Storing sensitive data in the payload: Remember the payload is only Base64-encoded, not encrypted. Anyone with the token can read it. Never include passwords, credit card numbers, PII, or other sensitive data. Mitigation: only include non-sensitive identifiers and claims.
No token revocation mechanism: JWTs are stateless - the server does not track issued tokens. If a token is compromised or a user's access is revoked, the token remains valid until expiration. Mitigation: use short expiration times (15-60 minutes) for access tokens and implement refresh token rotation with revocation support.
JWT vs Session Cookies - When to Use Each
JWTs and traditional session cookies solve similar problems but have important trade-offs:
Session cookies (stateful):
The server generates a random session ID (like "a8f3d2c1b9e7"), stores it in a session store (Redis, database, in-memory), and sends it to the client as a cookie. The session store maps the session ID to user data (user ID, permissions, shopping cart). On each request, the server looks up the session ID to retrieve the user's data.
Advantages: Can be instantly revoked (delete the session from the store), session data is server-side so clients cannot read it, no size limits on session data. Disadvantages: Requires server-side state (session store), harder to scale horizontally (all servers need access to the same session store), requires database or cache lookup on every request.
JWTs (stateless):
The server creates a JWT containing user ID and permissions, signs it, and sends it to the client. On each request, the server verifies the JWT signature and trusts the claims inside without any database lookup. All information is in the token.
Advantages: No server-side state needed, easily scales horizontally (any server can verify any token), no database lookup required for authentication, works across multiple domains. Disadvantages: Cannot be revoked before expiration (unless you add a token denylist, which reintroduces state), payload is readable by client, larger than session cookies (JWTs are typically 500-1000 bytes), vulnerable to XSS if stored in localStorage.

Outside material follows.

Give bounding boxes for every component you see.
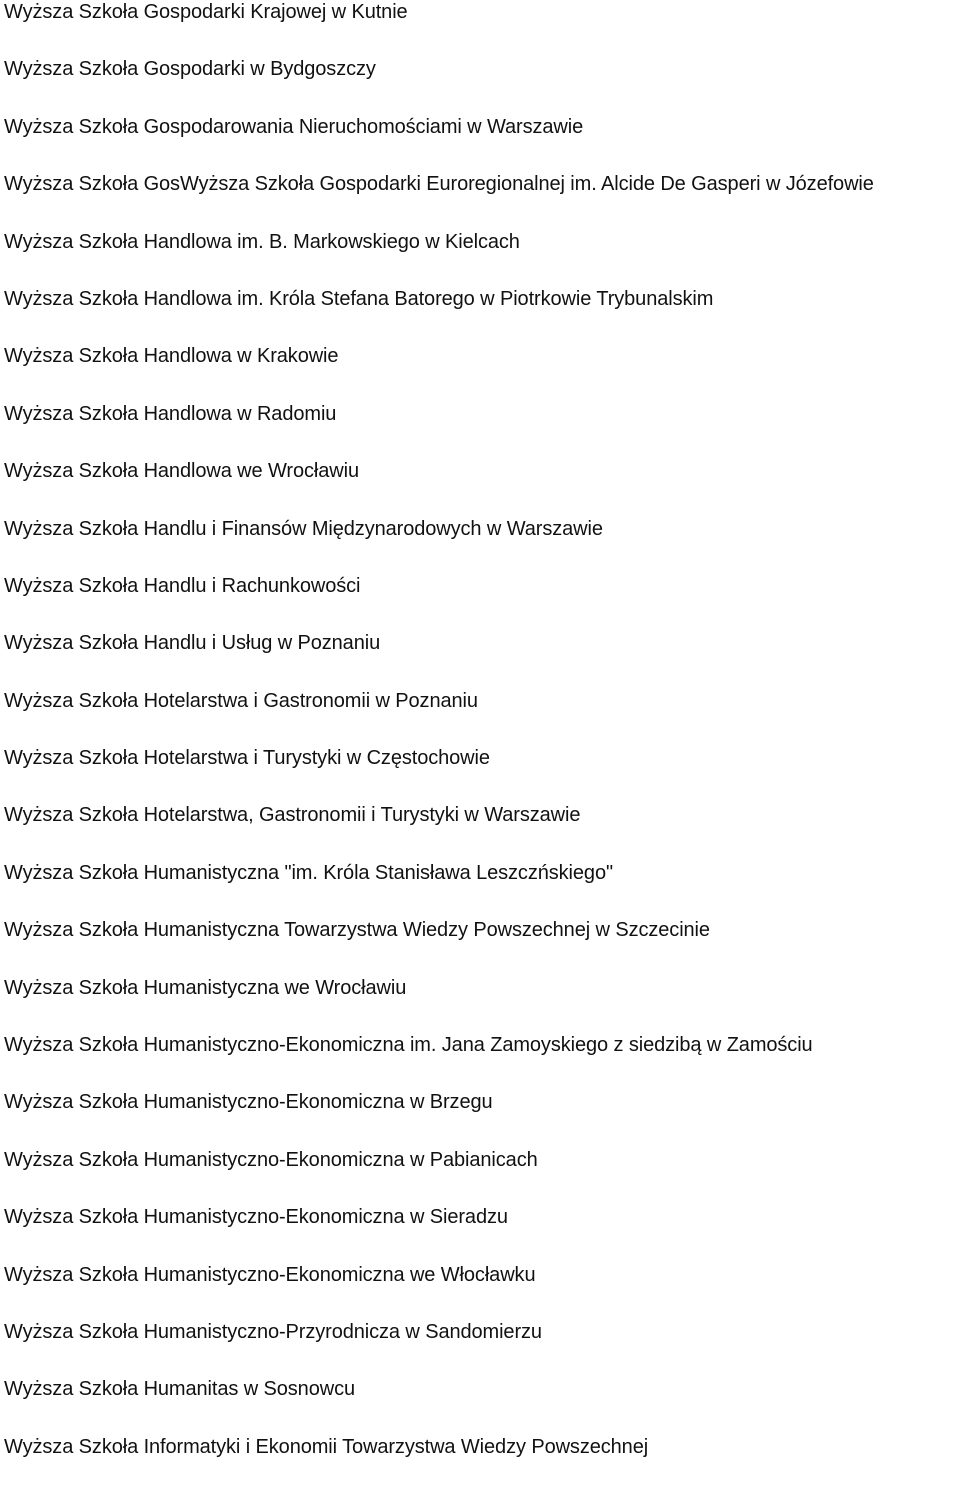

When to use JWTs: Microservices architectures where multiple services need to verify tokens without shared session state, mobile apps, single sign-on (SSO) across domains, public APIs. When to use sessions: Traditional server-rendered web apps, when you need instant logout/revocation, when session data is large or sensitive.
Hybrid approach: Many systems use both - JWTs for stateless API access with short expiration (15-60 minutes) plus refresh tokens stored in HttpOnly cookies that allow revocation.
Debugging JWT Issues - Common Error Messages
"Invalid signature" - the token's signature does not match the computed signature. Causes: wrong secret key on the server, token was tampered with, algorithm mismatch (token signed with HS256 but server verifying with RS256). Solution: use this decoder to inspect the header's "alg" value and verify the server is using the correct secret/key for that algorithm.
"Token expired" - the current time is past the exp claim. Causes: clock skew between client and server, token genuinely expired. Solution: decode the token to see the exp timestamp and compare to current time. Implement clock skew tolerance (5 minutes) in your verification logic.
"Invalid issuer" - the iss claim does not match the expected value. Causes: token issued by a different auth server, misconfigured issuer URL. Solution: decode the token and compare the iss claim to what your application expects.
"Invalid audience" - the aud claim does not include your API's identifier. Causes: token intended for a different API, misconfigured audience. Solution: decode the token and check if your API's URL or identifier is in the aud claim (can be a string or array).
"Token cannot be used before nbf" - the current time is before the nbf (not before) claim. Causes: clock skew, token issued with future nbf. Rare in practice. Solution: decode to check nbf timestamp.